Protest attendee Kenneth Clark said he is done asking for support for the local homeless community from public leaders and that “enough is enough.”

“I’m out here speaking truth to power, raising the heat, raising the energy,” Clark said. “I’m letting them know, Laura’s gotta go!”

A number of activists at the protest vocalized their support to abolish the MPD and redistribute funds currently allocated to law enforcement to social workers and mental health services to support the homeless community in the District.
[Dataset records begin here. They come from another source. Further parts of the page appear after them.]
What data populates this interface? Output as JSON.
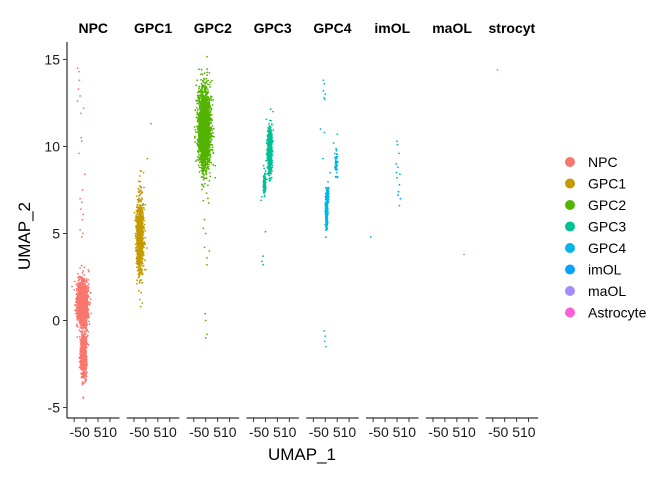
{
  "chart_data": {
    "type": "scatter",
    "title": "",
    "xlabel": "UMAP_1",
    "ylabel": "UMAP_2",
    "facets": [
      "NPC",
      "GPC1",
      "GPC2",
      "GPC3",
      "GPC4",
      "imOL",
      "maOL",
      "Astrocyte"
    ],
    "facet_labels": [
      "NPC",
      "GPC1",
      "GPC2",
      "GPC3",
      "GPC4",
      "imOL",
      "maOL",
      "strocyt"
    ],
    "xlim": [
      -8,
      14
    ],
    "ylim": [
      -5.6,
      16
    ],
    "x_ticks": [
      -5,
      0,
      5,
      10
    ],
    "x_tick_labels": [
      "-5",
      "0",
      "5",
      "10"
    ],
    "x_tick_text": "-50 510",
    "y_ticks": [
      -5,
      0,
      5,
      10,
      15
    ],
    "y_tick_labels": [
      "-5",
      "0",
      "5",
      "10",
      "15"
    ],
    "grid": false,
    "legend_position": "right",
    "series": [
      {
        "name": "NPC",
        "color": "#F8766D",
        "dense": [
          {
            "x": -1.5,
            "y": 1.0,
            "sx": 2.2,
            "sy": 1.3,
            "n": 1500
          },
          {
            "x": -1.0,
            "y": -2.0,
            "sx": 1.2,
            "sy": 1.2,
            "n": 650
          }
        ],
        "points": [
          [
            -3.5,
            14.5
          ],
          [
            -3.0,
            14.3
          ],
          [
            -2.8,
            13.8
          ],
          [
            -3.2,
            13.3
          ],
          [
            -2.5,
            12.9
          ],
          [
            -3.6,
            12.6
          ],
          [
            -1.0,
            12.2
          ],
          [
            -2.2,
            11.9
          ],
          [
            -2.0,
            10.5
          ],
          [
            -1.8,
            10.3
          ],
          [
            -3.0,
            9.6
          ],
          [
            -0.5,
            8.4
          ],
          [
            -1.5,
            7.5
          ],
          [
            -2.5,
            7.0
          ],
          [
            -1.8,
            6.8
          ],
          [
            -2.2,
            6.4
          ],
          [
            -1.2,
            6.1
          ],
          [
            -1.6,
            5.8
          ],
          [
            -1.4,
            5.0
          ],
          [
            -1.8,
            4.8
          ],
          [
            -2.5,
            5.2
          ]
        ]
      },
      {
        "name": "GPC1",
        "color": "#C49A00",
        "dense": [
          {
            "x": -2.5,
            "y": 4.8,
            "sx": 1.5,
            "sy": 2.0,
            "n": 1000
          }
        ],
        "points": [
          [
            2.2,
            11.3
          ],
          [
            0.6,
            9.3
          ],
          [
            -2.0,
            8.6
          ],
          [
            -1.0,
            8.5
          ],
          [
            -2.5,
            8.3
          ],
          [
            -3.0,
            8.0
          ],
          [
            -2.0,
            1.6
          ],
          [
            -2.5,
            1.2
          ],
          [
            -1.5,
            1.0
          ],
          [
            -2.2,
            0.8
          ]
        ]
      },
      {
        "name": "GPC2",
        "color": "#53B400",
        "dense": [
          {
            "x": -0.5,
            "y": 11.0,
            "sx": 2.6,
            "sy": 2.3,
            "n": 2200
          }
        ],
        "points": [
          [
            4.0,
            8.2
          ],
          [
            -1.0,
            5.3
          ],
          [
            0.0,
            5.0
          ],
          [
            -0.5,
            4.2
          ],
          [
            1.5,
            4.0
          ],
          [
            0.5,
            3.6
          ],
          [
            0.5,
            3.2
          ],
          [
            -0.2,
            0.4
          ],
          [
            0.0,
            0.0
          ],
          [
            0.5,
            -0.8
          ],
          [
            0.0,
            -1.0
          ],
          [
            -0.5,
            5.8
          ]
        ]
      },
      {
        "name": "GPC3",
        "color": "#00C094",
        "dense": [
          {
            "x": 1.8,
            "y": 9.8,
            "sx": 0.9,
            "sy": 1.3,
            "n": 700
          },
          {
            "x": -0.5,
            "y": 7.8,
            "sx": 0.6,
            "sy": 0.6,
            "n": 120
          }
        ],
        "points": [
          [
            -1.0,
            3.7
          ],
          [
            -1.5,
            3.4
          ],
          [
            -1.0,
            3.2
          ],
          [
            -1.5,
            7.1
          ],
          [
            -1.8,
            6.9
          ],
          [
            0.0,
            5.1
          ],
          [
            3.2,
            12.0
          ],
          [
            -0.8,
            8.9
          ]
        ]
      },
      {
        "name": "GPC4",
        "color": "#00B6EB",
        "dense": [
          {
            "x": 0.5,
            "y": 6.3,
            "sx": 0.5,
            "sy": 0.9,
            "n": 260
          },
          {
            "x": 1.0,
            "y": 7.2,
            "sx": 0.4,
            "sy": 0.5,
            "n": 70
          },
          {
            "x": 4.5,
            "y": 9.0,
            "sx": 0.6,
            "sy": 0.7,
            "n": 45
          }
        ],
        "points": [
          [
            -0.8,
            13.8
          ],
          [
            -0.4,
            13.6
          ],
          [
            -0.8,
            13.2
          ],
          [
            0.0,
            13.0
          ],
          [
            -0.5,
            12.8
          ],
          [
            -0.2,
            12.7
          ],
          [
            -2.0,
            11.0
          ],
          [
            -0.4,
            10.8
          ],
          [
            5.0,
            10.7
          ],
          [
            3.5,
            10.2
          ],
          [
            4.0,
            9.6
          ],
          [
            -0.5,
            -0.6
          ],
          [
            0.0,
            -0.9
          ],
          [
            -0.3,
            -1.2
          ],
          [
            0.2,
            -1.5
          ],
          [
            -1.0,
            9.3
          ],
          [
            2.0,
            8.5
          ]
        ]
      },
      {
        "name": "imOL",
        "color": "#06A4FF",
        "dense": [],
        "points": [
          [
            -6.0,
            4.8
          ],
          [
            5.0,
            10.3
          ],
          [
            5.2,
            10.1
          ],
          [
            5.8,
            9.6
          ],
          [
            4.6,
            9.0
          ],
          [
            5.4,
            8.8
          ],
          [
            6.2,
            8.4
          ],
          [
            5.0,
            8.2
          ],
          [
            6.0,
            7.8
          ],
          [
            5.6,
            7.4
          ],
          [
            6.4,
            7.0
          ],
          [
            6.0,
            6.6
          ],
          [
            5.4,
            7.2
          ],
          [
            4.8,
            8.5
          ]
        ]
      },
      {
        "name": "maOL",
        "color": "#A58AFF",
        "dense": [],
        "points": [
          [
            8.0,
            3.8
          ]
        ]
      },
      {
        "name": "Astrocyte",
        "color": "#FB61D7",
        "dense": [],
        "points": [
          [
            -3.0,
            14.4
          ]
        ]
      }
    ]
  }
}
April Goggans, an organizer with the D.C. chapter of Black Lives Matter and a member of D.C. Cop Watch, said that she has not seen police in her Ward 8 neighborhood reduce crime. Goggan said that the reallocation of funds could be used instead to support local families.

“Real safety has more to do with meeting our basic survival needs than it does policing our bodies,” Goggans said.

Before MPD officers moved to disperse the crowd at 7 p.m., Stroman had one final message for Zeilinger and other city officials:

“The advocates are tired. Do your job, and if you don’t, we’ll be at your door next.”